Le Parlement européen convoque une réunion sur l'accord commercial avec les États-Unis après la décision sur les droits de douane


Session plénière du Parlement européen à Strasbourg (France)

-PHILIPPE STIRNWEISS

BRUXELLES, 20 février (EUROPA PRESS) –

Le Parlement européen tiendra une réunion extraordinaire lundi pour évaluer l'impact de l'arrêt de la Cour suprême des États-Unis qui a rejeté la légalité de nombreux tarifs douaniers promus par le président Donald Trump.

Cela a été confirmé par le président de la Commission du commerce international du Parlement européen, l'eurodéputé allemand Bernd Lange, qui a indiqué avoir convoqué l'équipe de négociation pour analyser l'arrêt et ses conséquences, ainsi que ses éventuelles implications sur le travail parlementaire en cours.

Dans un message diffusé sur les réseaux sociaux, Lange a qualifié la décision de la Cour suprême de « signe positif pour l'Etat de droit » et a souligné que les juges ont montré que « même un président des Etats-Unis n'agit pas dans un vide juridique ».

Le dirigeant européen a ajouté que la résolution fixe des limites juridiques claires et que « l'ère des droits de douane illimités et arbitraires pourrait toucher à sa fin », bien qu'il ait mis en garde contre la nécessité d'évaluer soigneusement la portée de la décision avant d'adopter une quelconque décision.

La réunion extraordinaire se concentrera, en particulier, sur l'évaluation de l'impact de l'arrêt sur le soi-disant « Turnberry-Deal » entre l'Union européenne et les États-Unis et sur le prochain vote prévu au sein de la commission parlementaire compétente qui devrait avancer sa ratification.

« Nous devons maintenant peser soigneusement la décision et ses conséquences. C'est la raison pour laquelle j'ai convoqué lundi une réunion extraordinaire de l'équipe de négociation sur l'accord de Turnberry, pour évaluer l'impact sur les travaux en cours, notamment en ce qui concerne le vote en commission », a-t-il déclaré.

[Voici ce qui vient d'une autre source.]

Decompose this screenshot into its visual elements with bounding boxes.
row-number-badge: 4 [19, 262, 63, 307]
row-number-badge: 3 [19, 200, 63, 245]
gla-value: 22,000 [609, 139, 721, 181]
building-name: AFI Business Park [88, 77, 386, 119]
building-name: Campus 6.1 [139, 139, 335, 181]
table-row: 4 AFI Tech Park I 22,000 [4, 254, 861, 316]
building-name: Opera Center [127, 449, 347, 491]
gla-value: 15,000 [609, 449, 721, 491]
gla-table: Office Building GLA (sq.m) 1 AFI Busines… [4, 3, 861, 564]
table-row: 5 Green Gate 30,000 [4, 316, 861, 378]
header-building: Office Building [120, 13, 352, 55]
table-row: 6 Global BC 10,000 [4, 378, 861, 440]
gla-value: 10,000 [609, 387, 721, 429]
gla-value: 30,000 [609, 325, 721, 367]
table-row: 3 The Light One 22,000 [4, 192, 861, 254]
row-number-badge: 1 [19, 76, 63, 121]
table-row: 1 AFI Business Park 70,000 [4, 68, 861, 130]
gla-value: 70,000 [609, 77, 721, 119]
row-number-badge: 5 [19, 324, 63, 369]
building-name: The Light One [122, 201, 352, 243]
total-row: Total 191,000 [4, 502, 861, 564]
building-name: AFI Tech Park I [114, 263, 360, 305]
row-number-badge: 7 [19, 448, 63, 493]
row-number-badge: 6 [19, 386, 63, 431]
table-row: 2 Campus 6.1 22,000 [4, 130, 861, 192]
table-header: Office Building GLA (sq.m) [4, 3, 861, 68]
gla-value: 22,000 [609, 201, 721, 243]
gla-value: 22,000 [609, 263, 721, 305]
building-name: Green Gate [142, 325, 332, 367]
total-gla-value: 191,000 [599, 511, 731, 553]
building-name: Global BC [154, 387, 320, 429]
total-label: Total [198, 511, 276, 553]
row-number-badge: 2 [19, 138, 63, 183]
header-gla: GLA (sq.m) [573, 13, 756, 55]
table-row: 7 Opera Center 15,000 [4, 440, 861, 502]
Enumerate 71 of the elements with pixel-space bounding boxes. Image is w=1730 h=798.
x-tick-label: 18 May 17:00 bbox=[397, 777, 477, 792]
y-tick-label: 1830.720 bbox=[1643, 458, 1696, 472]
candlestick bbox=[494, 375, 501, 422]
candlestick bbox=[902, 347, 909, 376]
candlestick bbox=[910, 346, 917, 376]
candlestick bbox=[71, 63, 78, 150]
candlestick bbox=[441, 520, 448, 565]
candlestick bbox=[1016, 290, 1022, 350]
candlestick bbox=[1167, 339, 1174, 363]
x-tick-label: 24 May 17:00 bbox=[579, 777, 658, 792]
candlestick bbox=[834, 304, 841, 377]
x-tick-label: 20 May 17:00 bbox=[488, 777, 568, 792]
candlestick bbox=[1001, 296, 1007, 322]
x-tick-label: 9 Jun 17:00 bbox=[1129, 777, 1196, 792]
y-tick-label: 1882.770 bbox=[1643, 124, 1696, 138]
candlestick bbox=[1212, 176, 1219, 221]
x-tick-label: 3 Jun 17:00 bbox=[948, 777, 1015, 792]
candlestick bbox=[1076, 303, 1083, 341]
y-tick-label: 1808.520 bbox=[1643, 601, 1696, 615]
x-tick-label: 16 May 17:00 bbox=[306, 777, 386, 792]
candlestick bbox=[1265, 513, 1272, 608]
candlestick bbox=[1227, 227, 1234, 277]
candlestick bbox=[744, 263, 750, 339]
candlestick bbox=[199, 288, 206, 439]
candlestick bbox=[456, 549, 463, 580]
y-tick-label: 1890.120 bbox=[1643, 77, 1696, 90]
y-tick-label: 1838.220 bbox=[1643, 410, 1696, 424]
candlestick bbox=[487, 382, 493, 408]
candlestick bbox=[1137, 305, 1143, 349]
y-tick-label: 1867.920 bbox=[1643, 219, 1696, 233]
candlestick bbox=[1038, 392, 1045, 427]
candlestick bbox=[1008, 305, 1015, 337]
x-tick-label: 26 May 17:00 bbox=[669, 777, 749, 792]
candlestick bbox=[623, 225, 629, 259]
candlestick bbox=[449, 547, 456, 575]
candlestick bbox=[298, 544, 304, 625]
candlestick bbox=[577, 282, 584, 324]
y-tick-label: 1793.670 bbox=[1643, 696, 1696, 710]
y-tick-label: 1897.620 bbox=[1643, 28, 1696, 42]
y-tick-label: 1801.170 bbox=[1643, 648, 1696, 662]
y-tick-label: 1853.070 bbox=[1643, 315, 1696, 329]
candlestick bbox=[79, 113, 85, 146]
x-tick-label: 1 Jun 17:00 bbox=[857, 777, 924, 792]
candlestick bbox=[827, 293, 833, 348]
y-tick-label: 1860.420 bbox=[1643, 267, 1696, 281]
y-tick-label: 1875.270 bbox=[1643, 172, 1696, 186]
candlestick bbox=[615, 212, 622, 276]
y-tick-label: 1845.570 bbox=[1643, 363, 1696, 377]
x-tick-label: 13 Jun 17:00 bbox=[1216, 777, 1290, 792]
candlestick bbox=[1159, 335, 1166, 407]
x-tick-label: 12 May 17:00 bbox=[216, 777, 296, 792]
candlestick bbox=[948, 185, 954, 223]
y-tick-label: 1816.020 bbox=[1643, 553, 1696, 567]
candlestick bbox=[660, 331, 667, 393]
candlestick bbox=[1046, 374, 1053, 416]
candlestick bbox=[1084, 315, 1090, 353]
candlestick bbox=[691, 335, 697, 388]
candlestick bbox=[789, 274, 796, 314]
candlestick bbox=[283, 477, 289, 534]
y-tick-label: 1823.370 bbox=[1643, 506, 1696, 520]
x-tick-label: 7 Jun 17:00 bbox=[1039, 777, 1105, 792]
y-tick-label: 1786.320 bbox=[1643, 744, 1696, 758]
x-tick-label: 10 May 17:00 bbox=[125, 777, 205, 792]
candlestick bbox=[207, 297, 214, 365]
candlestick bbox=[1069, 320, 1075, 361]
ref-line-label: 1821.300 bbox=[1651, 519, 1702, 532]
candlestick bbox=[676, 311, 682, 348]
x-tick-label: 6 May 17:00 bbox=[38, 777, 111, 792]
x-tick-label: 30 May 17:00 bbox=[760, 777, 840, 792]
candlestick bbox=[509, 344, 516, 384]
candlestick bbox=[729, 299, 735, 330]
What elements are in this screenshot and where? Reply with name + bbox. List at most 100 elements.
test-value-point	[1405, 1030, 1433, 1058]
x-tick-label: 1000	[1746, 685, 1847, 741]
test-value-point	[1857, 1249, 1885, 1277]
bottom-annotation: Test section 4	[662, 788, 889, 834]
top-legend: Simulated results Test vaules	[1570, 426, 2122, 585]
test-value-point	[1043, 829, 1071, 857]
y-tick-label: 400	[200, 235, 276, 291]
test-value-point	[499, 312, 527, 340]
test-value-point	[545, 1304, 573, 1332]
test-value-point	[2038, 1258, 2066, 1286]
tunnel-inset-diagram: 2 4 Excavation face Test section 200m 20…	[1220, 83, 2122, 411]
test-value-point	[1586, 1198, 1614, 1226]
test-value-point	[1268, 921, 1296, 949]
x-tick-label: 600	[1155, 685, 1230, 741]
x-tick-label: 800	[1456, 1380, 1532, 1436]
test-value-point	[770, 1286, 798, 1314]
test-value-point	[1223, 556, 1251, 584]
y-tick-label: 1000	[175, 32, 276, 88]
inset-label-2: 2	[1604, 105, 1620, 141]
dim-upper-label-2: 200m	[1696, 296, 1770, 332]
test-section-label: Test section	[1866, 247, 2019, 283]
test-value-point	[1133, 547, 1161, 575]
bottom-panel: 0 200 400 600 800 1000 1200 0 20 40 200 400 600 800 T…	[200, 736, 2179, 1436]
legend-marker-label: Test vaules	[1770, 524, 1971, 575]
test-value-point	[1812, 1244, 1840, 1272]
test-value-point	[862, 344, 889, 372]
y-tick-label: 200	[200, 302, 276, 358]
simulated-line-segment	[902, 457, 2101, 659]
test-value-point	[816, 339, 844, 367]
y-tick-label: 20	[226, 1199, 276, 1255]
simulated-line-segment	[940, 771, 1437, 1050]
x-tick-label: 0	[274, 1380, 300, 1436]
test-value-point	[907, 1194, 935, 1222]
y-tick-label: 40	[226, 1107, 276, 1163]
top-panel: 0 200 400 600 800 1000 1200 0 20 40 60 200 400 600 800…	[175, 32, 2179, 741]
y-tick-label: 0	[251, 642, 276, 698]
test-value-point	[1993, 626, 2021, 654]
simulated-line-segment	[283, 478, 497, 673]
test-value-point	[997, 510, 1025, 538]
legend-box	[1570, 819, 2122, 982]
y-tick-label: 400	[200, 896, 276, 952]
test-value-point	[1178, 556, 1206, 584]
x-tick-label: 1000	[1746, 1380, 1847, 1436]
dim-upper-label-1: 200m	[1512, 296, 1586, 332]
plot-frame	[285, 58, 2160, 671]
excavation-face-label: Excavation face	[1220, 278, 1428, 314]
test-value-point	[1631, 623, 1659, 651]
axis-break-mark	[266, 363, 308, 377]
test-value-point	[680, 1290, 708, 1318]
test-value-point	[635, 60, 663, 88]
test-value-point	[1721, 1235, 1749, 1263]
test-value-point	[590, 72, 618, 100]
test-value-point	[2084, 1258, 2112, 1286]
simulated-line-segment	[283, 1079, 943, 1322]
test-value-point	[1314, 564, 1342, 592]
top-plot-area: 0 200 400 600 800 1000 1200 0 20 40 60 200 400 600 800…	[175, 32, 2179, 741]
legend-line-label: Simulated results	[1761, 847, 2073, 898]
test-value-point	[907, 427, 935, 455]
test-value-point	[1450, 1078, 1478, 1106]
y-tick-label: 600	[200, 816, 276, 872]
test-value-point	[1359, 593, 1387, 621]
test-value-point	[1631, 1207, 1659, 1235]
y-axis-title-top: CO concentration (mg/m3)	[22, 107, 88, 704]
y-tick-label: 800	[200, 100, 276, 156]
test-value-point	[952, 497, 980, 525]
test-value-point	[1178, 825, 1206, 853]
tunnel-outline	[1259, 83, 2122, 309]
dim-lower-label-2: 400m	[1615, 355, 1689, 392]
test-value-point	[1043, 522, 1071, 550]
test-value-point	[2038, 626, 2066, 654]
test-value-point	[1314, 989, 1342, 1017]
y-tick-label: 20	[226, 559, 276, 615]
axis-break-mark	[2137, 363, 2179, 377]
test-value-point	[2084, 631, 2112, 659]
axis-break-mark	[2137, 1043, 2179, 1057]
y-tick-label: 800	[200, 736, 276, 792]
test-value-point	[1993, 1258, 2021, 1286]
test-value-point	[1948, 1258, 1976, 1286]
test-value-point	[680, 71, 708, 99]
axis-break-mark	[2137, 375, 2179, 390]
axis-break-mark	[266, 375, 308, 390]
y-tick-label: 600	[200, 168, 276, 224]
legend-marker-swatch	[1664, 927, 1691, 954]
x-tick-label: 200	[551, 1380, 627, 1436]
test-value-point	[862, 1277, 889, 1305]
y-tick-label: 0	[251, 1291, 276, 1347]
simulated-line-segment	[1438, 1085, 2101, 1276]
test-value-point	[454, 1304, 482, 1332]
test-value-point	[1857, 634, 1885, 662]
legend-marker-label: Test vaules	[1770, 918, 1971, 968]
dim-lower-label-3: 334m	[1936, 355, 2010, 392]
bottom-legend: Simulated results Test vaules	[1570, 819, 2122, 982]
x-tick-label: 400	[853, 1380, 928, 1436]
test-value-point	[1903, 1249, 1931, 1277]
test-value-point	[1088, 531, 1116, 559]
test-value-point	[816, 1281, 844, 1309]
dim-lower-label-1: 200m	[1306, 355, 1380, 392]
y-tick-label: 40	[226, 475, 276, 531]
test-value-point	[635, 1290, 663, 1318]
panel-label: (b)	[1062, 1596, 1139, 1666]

La réunion extraordinaire aura lieu après que la Cour suprême des États-Unis a rejeté l'interprétation de l'administration Trump selon laquelle la législation invoquée donnait au président le pouvoir d'imposer des droits de douane unilatéralement et sans les limitations procédurales prévues dans d'autres réglementations commerciales.

Dans son arrêt, la Haute Cour souligne que la Maison Blanche doit « présenter une autorisation claire du Congrès » pour justifier une attribution d'une telle ampleur et juge insuffisant que l'International Emergency Economic Powers Act (IEEPA) permette une « régulation des importations » pour justifier l'imposition de droits de douane.